To me this seems to be a consequence of not passing some kind of cache-hint to the Apple XCode CoreML ANE Compiler Service or whatever, surely there must be some way to make it remember this cached model and to avoid having to recompute this?
Looking at the Apple official documentation at https://github.com/apple/ml-stable-diffusion#faq I see the following:
Q5: Every time I generate an image using the Python pipeline, loading all the Core ML models takes 2-3 minutes. Is this expected?
A5: Yes and using the Swift library reduces this to just a few seconds. The reason is that coremltools loads Core ML models (.mlpackage) and each model is compiled to be run on the requested compute unit during load time. Because of the size and number of operations of the unet model, it takes around 2-3 minutes to compile it for Neural Engine execution. Other models should take at most a few seconds. Note that coremltools does not cache the compiled model for later loads so each load takes equally long. In order to benefit from compilation caching, StableDiffusion Swift package by default relies on compiled Core ML models (.mlmodelc) which will be compiled down for the requested compute unit upon first load but then the cache will be reused on subsequent loads until it is purged due to lack of use.

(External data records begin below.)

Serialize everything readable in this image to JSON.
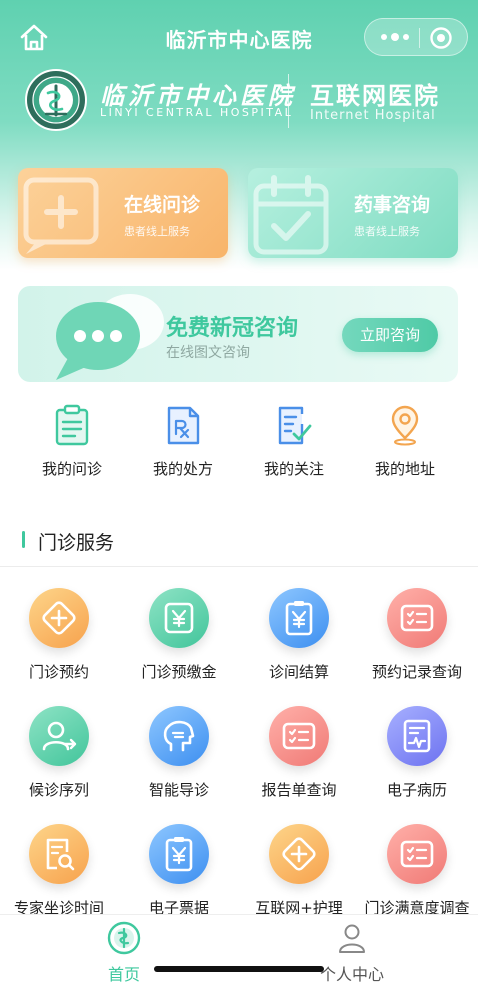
{
  "navbar": {
    "title": "临沂市中心医院"
  },
  "brand": {
    "hospital_name": "临沂市中心医院",
    "hospital_name_en": "LINYI CENTRAL HOSPITAL",
    "internet_title": "互联网医院",
    "internet_title_en": "Internet Hospital"
  },
  "cards": [
    {
      "title": "在线问诊",
      "subtitle": "患者线上服务",
      "icon": "chat-plus-icon",
      "color": "#f8b46a"
    },
    {
      "title": "药事咨询",
      "subtitle": "患者线上服务",
      "icon": "calendar-check-icon",
      "color": "#7fdcc2"
    }
  ],
  "covid": {
    "title": "免费新冠咨询",
    "subtitle": "在线图文咨询",
    "button": "立即咨询"
  },
  "quick_links": [
    {
      "label": "我的问诊",
      "icon": "clipboard-icon"
    },
    {
      "label": "我的处方",
      "icon": "prescription-icon"
    },
    {
      "label": "我的关注",
      "icon": "note-check-icon"
    },
    {
      "label": "我的地址",
      "icon": "location-pin-icon"
    }
  ],
  "section": {
    "title": "门诊服务"
  },
  "services": [
    {
      "label": "门诊预约",
      "icon": "plus-diamond-icon",
      "color": "orange"
    },
    {
      "label": "门诊预缴金",
      "icon": "yuan-receipt-icon",
      "color": "green"
    },
    {
      "label": "诊间结算",
      "icon": "yuan-clipboard-icon",
      "color": "blue"
    },
    {
      "label": "预约记录查询",
      "icon": "list-card-icon",
      "color": "red"
    },
    {
      "label": "候诊序列",
      "icon": "user-queue-icon",
      "color": "green"
    },
    {
      "label": "智能导诊",
      "icon": "head-ai-icon",
      "color": "blue"
    },
    {
      "label": "报告单查询",
      "icon": "report-card-icon",
      "color": "red"
    },
    {
      "label": "电子病历",
      "icon": "medical-record-icon",
      "color": "purple"
    },
    {
      "label": "专家坐诊时间",
      "icon": "doc-search-icon",
      "color": "orange"
    },
    {
      "label": "电子票据",
      "icon": "yuan-receipt-icon",
      "color": "blue"
    },
    {
      "label": "互联网+护理",
      "icon": "plus-diamond-icon",
      "color": "orange"
    },
    {
      "label": "门诊满意度调查",
      "icon": "list-card-icon",
      "color": "red"
    }
  ],
  "tabbar": [
    {
      "label": "首页",
      "icon": "hospital-logo-icon",
      "active": true
    },
    {
      "label": "个人中心",
      "icon": "person-icon",
      "active": false
    }
  ],
  "colors": {
    "brand": "#3fc89e",
    "brand_light": "#7fdcc2",
    "accent_orange": "#f8b46a"
  }
}
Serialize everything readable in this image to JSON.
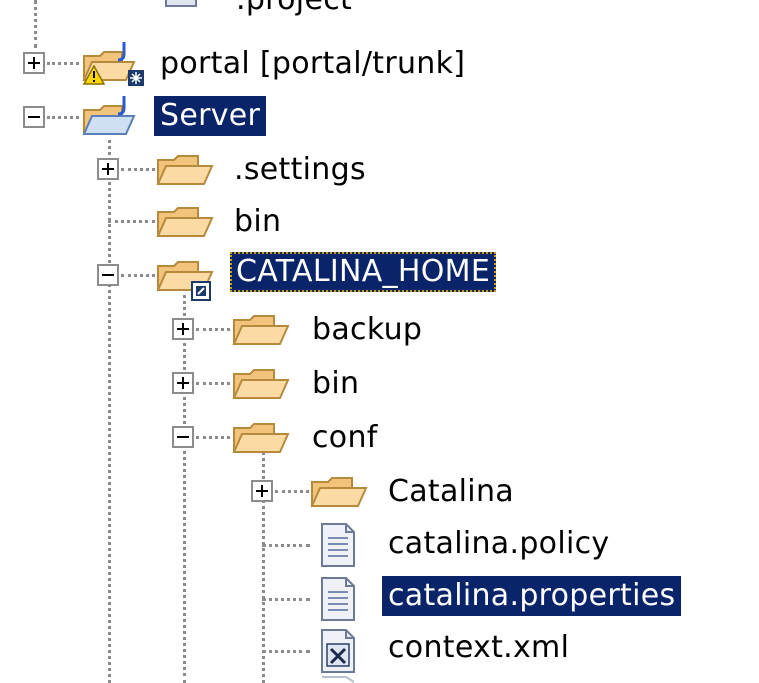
{
  "tree": {
    "partial_top_label": ".project",
    "items": [
      {
        "label": "portal [portal/trunk]"
      },
      {
        "label": "Server"
      },
      {
        "label": ".settings"
      },
      {
        "label": "bin"
      },
      {
        "label": "CATALINA_HOME"
      },
      {
        "label": "backup"
      },
      {
        "label": "bin"
      },
      {
        "label": "conf"
      },
      {
        "label": "Catalina"
      },
      {
        "label": "catalina.policy"
      },
      {
        "label": "catalina.properties"
      },
      {
        "label": "context.xml"
      }
    ]
  },
  "colors": {
    "selection_bg": "#0a246a",
    "selection_fg": "#ffffff",
    "folder": "#f2c37a",
    "guide": "#8c8c8c"
  }
}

If you intend to use the Python pipeline in an application, we recommend initializing the pipeline once so that the load time is only incurred once. Afterwards, generating images using different prompts and random seeds will not incur the load time for the current session of your application.
"and using the Swift library reduces this to just a few seconds", it seems absurd for the CoreML pipeline caching feature to be dependent on what programming language you call this from. Can I not use this within Rust then?

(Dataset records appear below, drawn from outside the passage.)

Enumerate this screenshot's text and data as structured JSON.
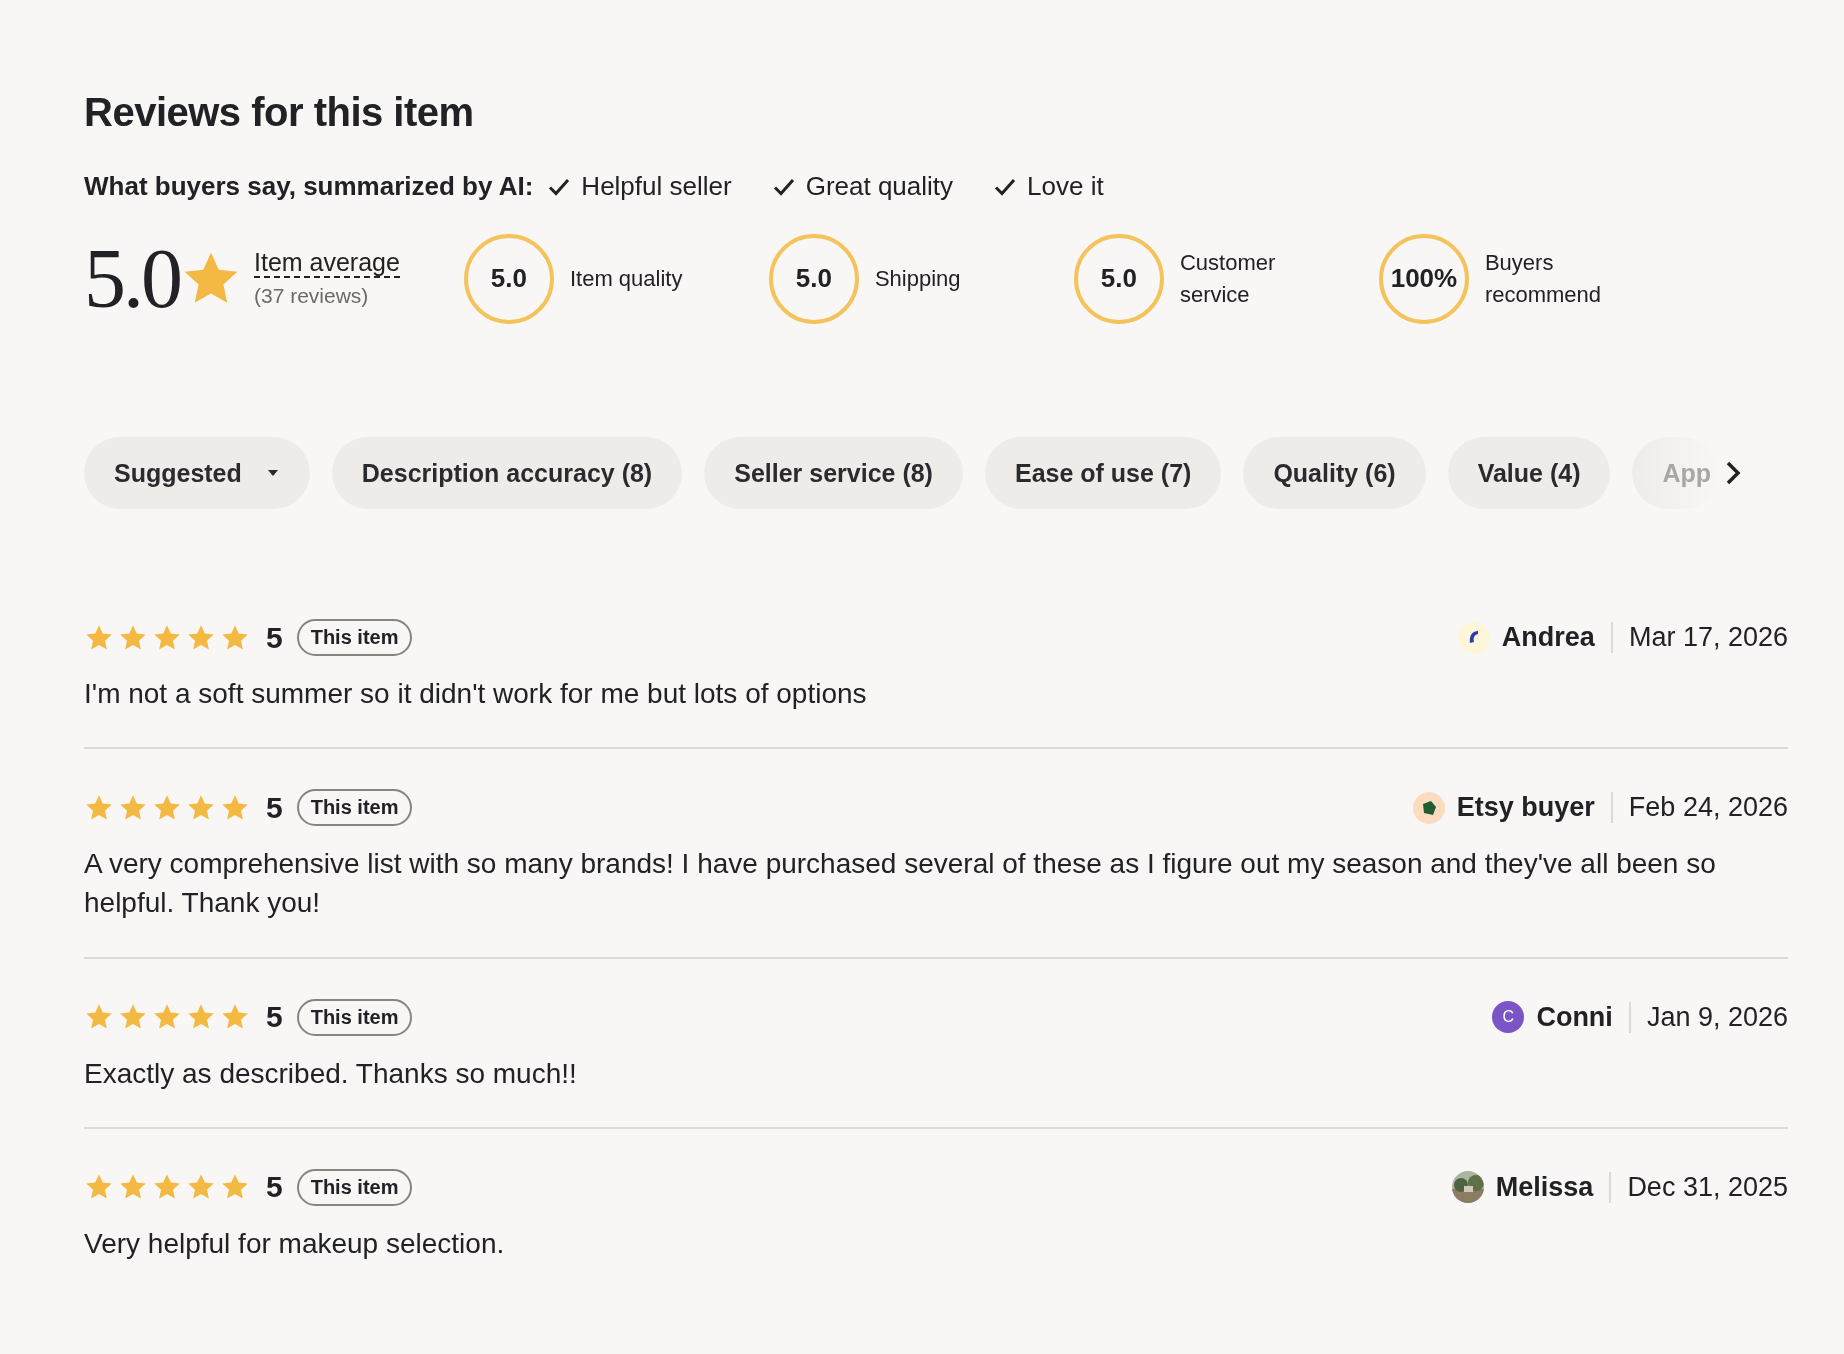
{
  "title": "Reviews for this item",
  "ai_summary": {
    "label": "What buyers say, summarized by AI:",
    "points": [
      "Helpful seller",
      "Great quality",
      "Love it"
    ]
  },
  "average": {
    "score": "5.0",
    "label": "Item average",
    "count": "(37 reviews)"
  },
  "metrics": [
    {
      "value": "5.0",
      "label": "Item quality"
    },
    {
      "value": "5.0",
      "label": "Shipping"
    },
    {
      "value": "5.0",
      "label": "Customer service"
    },
    {
      "value": "100%",
      "label": "Buyers recommend"
    }
  ],
  "filters": [
    {
      "kind": "dropdown",
      "label": "Suggested"
    },
    {
      "kind": "chip",
      "label": "Description accuracy (8)"
    },
    {
      "kind": "chip",
      "label": "Seller service (8)"
    },
    {
      "kind": "chip",
      "label": "Ease of use (7)"
    },
    {
      "kind": "chip",
      "label": "Quality (6)"
    },
    {
      "kind": "chip",
      "label": "Value (4)"
    },
    {
      "kind": "faded",
      "label": "App"
    }
  ],
  "reviews": [
    {
      "stars": 5,
      "rating": "5",
      "tag": "This item",
      "text": "I'm not a soft summer so it didn't work for me but lots of options",
      "name": "Andrea",
      "date": "Mar 17, 2026",
      "avatar": {
        "kind": "swoosh",
        "color": "#2a3bb8"
      }
    },
    {
      "stars": 5,
      "rating": "5",
      "tag": "This item",
      "text": "A very comprehensive list with so many brands! I have purchased several of these as I figure out my season and they've all been so helpful. Thank you!",
      "name": "Etsy buyer",
      "date": "Feb 24, 2026",
      "avatar": {
        "kind": "pentagon",
        "color": "#235c2e"
      }
    },
    {
      "stars": 5,
      "rating": "5",
      "tag": "This item",
      "text": "Exactly as described. Thanks so much!!",
      "name": "Conni",
      "date": "Jan 9, 2026",
      "avatar": {
        "kind": "letter",
        "color": "#7b55c7",
        "letter": "C"
      }
    },
    {
      "stars": 5,
      "rating": "5",
      "tag": "This item",
      "text": "Very helpful for makeup selection.",
      "name": "Melissa",
      "date": "Dec 31, 2025"
    }
  ]
}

I don't have any experience with macOS at all, so I'm not sure about this at all. Hopefully someone else with more experience can shine a light on this.
I believe this is a processor-dependent implementation issue on Apple's side, not a programming language API issue. If you look at the execution output in your original post, it shows it is loading ggml-medium-encoder.mlmodelc
, which is the compiled Core ML model.
On my Mac Mini M2 Pro, running the medium model behaves as expected - it takes a minute or so the first time, then just a few seconds afterwards. Future runs usually load quickly even if I make changes to the calling process.
On the other hand, on my MacBook Air M1, the small model works as expected but the medium model usually hangs indefinitely after the "first run on a device may take a while ...". I usually don't wait long enough to find out if will eventually load.
In ggerganov/whisper.cpp#773, a user notes that force-quitting ANECompilerService
will allow the load to continue and execute. This works for me but doesn't really solve the problem - the next time I run the binary, I get the hang during load again.
My understanding is that on initial load, ANECompilerService will load the compiled CoreML model and specialize if for the specific processor being used and cache that for future use. I am guessing that for each Apple Silicon processor, there is a maximum model size above which this just doesn't work reliably. I don't know if it is something inherent to the compilation process or just a bug, but either way it is up to Apple to fix it or document the limits.
Thanks for sharing your thoughts in such a detailed manner! It's the first time I've come across a reasonable explanation for this.
Quite frustrating that we're having to poke around and infer things from the dark due to a complete lack of documentation from Apple's side.
Could you also clarify on the memory that your devices have?
It's not clear still whether this is a function of the model of chip or the available memory.
I would also be interested to know how well your M2Pro performs in the benchmark results using CoreML
ggerganov/whisper.cpp#89
I'm considering upgrading to an M2Pro/M2Max if the performance is good enough as both llama.cpp and whisper.cpp seems to support coreml now, but I'm looking for solid numbers. The above link only has numbers for M2.